Success Story: Christal Frost joins fellow frontliners going back to school
December 2, 2020
Photo credit: FulfillamentKnown to thousands in northern Michigan as a longtime voice in local radio, Christal Frost Anderson (right) is poised to take on another identity: NMC student.
In January, Anderson, 41, will be among more than 400 students enrolled so far in classes at NMC through Futures for Frontliners, a statewide program offering free in-district tuition to community colleges to Michiganders who worked in essential industries between April 1 and June 30 but do not have a college degree. (The deadline to apply is Dec. 31 and eligible applicants can enroll anytime in 2021.)
Anderson’s job in media — she’s worked on air for 15 years, most recently at WTCM’s AM and FM stations— qualifies. As she was interviewing someone on the air about the program, she realized it, and that after a couple “false starts” in college, the time was ripe for her.
“That’s what I love about NMC. It’s always there when you’re ready. That’s a big, big thing. It took me a long time to be ready,” said Anderson, a 1998 Benzie Central High School graduate who attended NMC immediately after high school and again in 2002 and 2006.

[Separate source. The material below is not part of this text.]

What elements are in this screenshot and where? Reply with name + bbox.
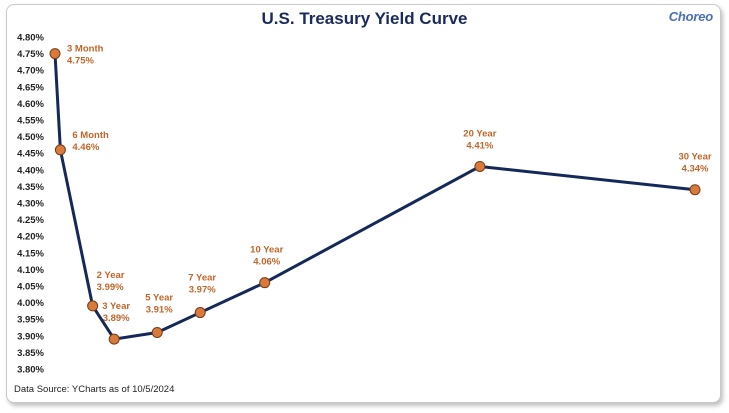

“I would go back, try to do a class or two, and life would happen,” she said.
But with her son now 20 and deployed in the military and her younger child in high school, it seemed like perhaps she could finish what she started. Futures for Frontliners, whose application period runs through Dec. 31, sealed the deal.

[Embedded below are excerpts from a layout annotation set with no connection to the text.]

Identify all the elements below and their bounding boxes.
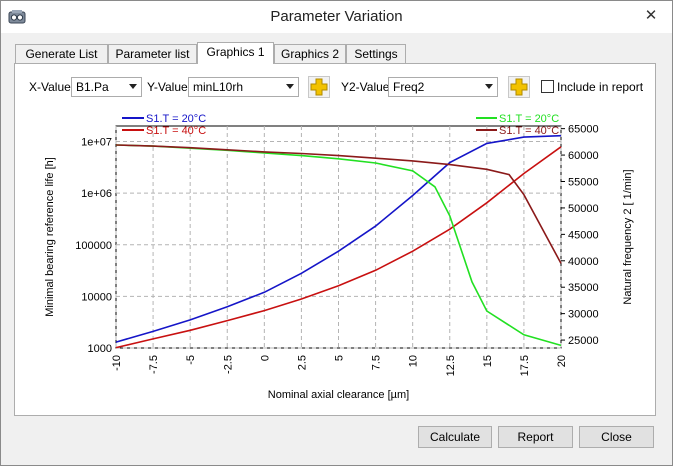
x-tick-label: 0	[259, 355, 271, 361]
series-line	[115, 146, 562, 349]
x-tick-label: 12.5	[445, 355, 457, 376]
add-y2-button[interactable]	[508, 76, 530, 98]
y-tick-label: 1e+07	[81, 137, 112, 149]
series-line	[115, 144, 562, 264]
window-title: Parameter Variation	[270, 8, 403, 25]
tab-graphics-1[interactable]: Graphics 1	[197, 42, 274, 64]
y-tick-label: 1e+06	[81, 188, 112, 200]
y2-value-label: Y2-Value	[341, 80, 390, 94]
x-value-selected: B1.Pa	[76, 80, 109, 94]
series-line	[115, 134, 562, 343]
chevron-down-icon	[129, 84, 137, 89]
y2-tick-label: 35000	[568, 282, 599, 294]
plus-icon	[510, 78, 528, 96]
y-value-select[interactable]: minL10rh	[188, 77, 299, 97]
x-value-select[interactable]: B1.Pa	[71, 77, 142, 97]
x-axis-label: Nominal axial clearance [µm]	[268, 389, 409, 401]
legend-label: S1.T = 40°C	[499, 125, 559, 137]
y-value-label: Y-Value	[147, 80, 188, 94]
x-tick-label: 7.5	[371, 355, 383, 370]
app-icon	[8, 10, 26, 24]
y2-tick-label: 30000	[568, 309, 599, 321]
title-bar: Parameter Variation ✕	[1, 1, 672, 33]
x-tick-label: 5	[334, 355, 346, 361]
y2-axis-label: Natural frequency 2 [ 1/min]	[622, 169, 634, 304]
x-tick-label: -7.5	[148, 355, 160, 374]
y-axis-label: Minimal bearing reference life [h]	[44, 157, 56, 317]
x-tick-label: -2.5	[222, 355, 234, 374]
close-button[interactable]: Close	[579, 426, 654, 448]
x-tick-label: -10	[111, 355, 123, 371]
plus-icon	[310, 78, 328, 96]
legend-label: S1.T = 20°C	[146, 113, 206, 125]
x-tick-label: 17.5	[519, 355, 531, 376]
close-window-icon[interactable]: ✕	[644, 7, 658, 24]
tab-settings[interactable]: Settings	[346, 44, 406, 63]
add-y-button[interactable]	[308, 76, 330, 98]
calculate-button[interactable]: Calculate	[418, 426, 492, 448]
tab-graphics-2[interactable]: Graphics 2	[274, 44, 346, 63]
y2-tick-label: 60000	[568, 150, 599, 162]
x-tick-label: 2.5	[296, 355, 308, 370]
include-in-report-label: Include in report	[557, 80, 644, 94]
x-tick-label: 15	[482, 355, 494, 367]
y2-value-selected: Freq2	[393, 80, 425, 94]
y-tick-label: 10000	[81, 291, 112, 303]
y2-value-select[interactable]: Freq2	[388, 77, 498, 97]
x-tick-label: -5	[185, 355, 197, 365]
x-value-label: X-Value	[29, 80, 71, 94]
tab-parameter-list[interactable]: Parameter list	[108, 44, 197, 63]
legend-label: S1.T = 40°C	[146, 125, 206, 137]
chevron-down-icon	[286, 84, 294, 89]
y2-tick-label: 65000	[568, 124, 599, 136]
y2-tick-label: 50000	[568, 203, 599, 215]
x-tick-label: 20	[556, 355, 568, 367]
y-tick-label: 1000	[88, 343, 112, 355]
x-tick-label: 10	[408, 355, 420, 367]
y-tick-label: 100000	[75, 240, 112, 252]
y2-tick-label: 55000	[568, 177, 599, 189]
parameter-chart: -10 -7.5 -5 -2.5 0 2.5 5 7.5 10 12.5 15 17.5 20 1e+07…	[44, 113, 634, 401]
chevron-down-icon	[485, 84, 493, 89]
y2-tick-label: 25000	[568, 335, 599, 347]
legend-label: S1.T = 20°C	[499, 113, 559, 125]
tab-generate-list[interactable]: Generate List	[15, 44, 108, 63]
report-button[interactable]: Report	[498, 426, 573, 448]
y-value-selected: minL10rh	[193, 80, 244, 94]
y2-tick-label: 45000	[568, 229, 599, 241]
y2-tick-label: 40000	[568, 256, 599, 268]
include-in-report-checkbox[interactable]	[541, 80, 554, 93]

“It’s about actually accomplishing it,” said Anderson.
Eligible workers include those who worked in financial services, food and agriculture, health care, law enforcement, transportation and public works. They may pursue an associate degree or a skills certificate while they continue to work. Among NMC’s 1,450 Frontliner applicants, 445 have been determined as eligible and nearly all have registered for spring semester, which begins Jan. 11. Just over half are new students while the remainder are currently enrolled but will gain the Frontliners scholarship. Most of the 1,000 who have applied but not yet been declared eligible have outstanding paperwork and could still take advantage of the scholarship.
Anderson is considering studying either criminal justice or psychology and plans to stay on the air.
“I probably won’t leave my job, I love my job,” she said. “Even if I never use the field of study, there’s something to be said about always learning.”
The bite-size approach that Frontliners offers also appeals to Anderson. Students need only enroll in six credits, or two classes, to maintain scholarship eligibility. Anderson will take her classes online, a convenience that didn’t exist when she last attended.
“You had to fit your schedule around the school. That’s not how it is now, and that has made all the difference,” she said.
She also plans to take full advantage of NMC’s many student support services. Advising, success coaching and tutoring are just a few available. Attempting to go solo factored into her previous false starts.
“I didn’t reach out for help, and therefore I ended up dropping out,” she said. “I know I need the support.”
This time, she’s already taking practice tests and practicing writing samples to prepare for an exam that would allow her to test out of an English course.
NMC’s in-district tuition rates apply to Grand Traverse County residents. Those who qualify for Futures for Frontliners but live outside the district may still take advantage of the scholarship by paying the difference.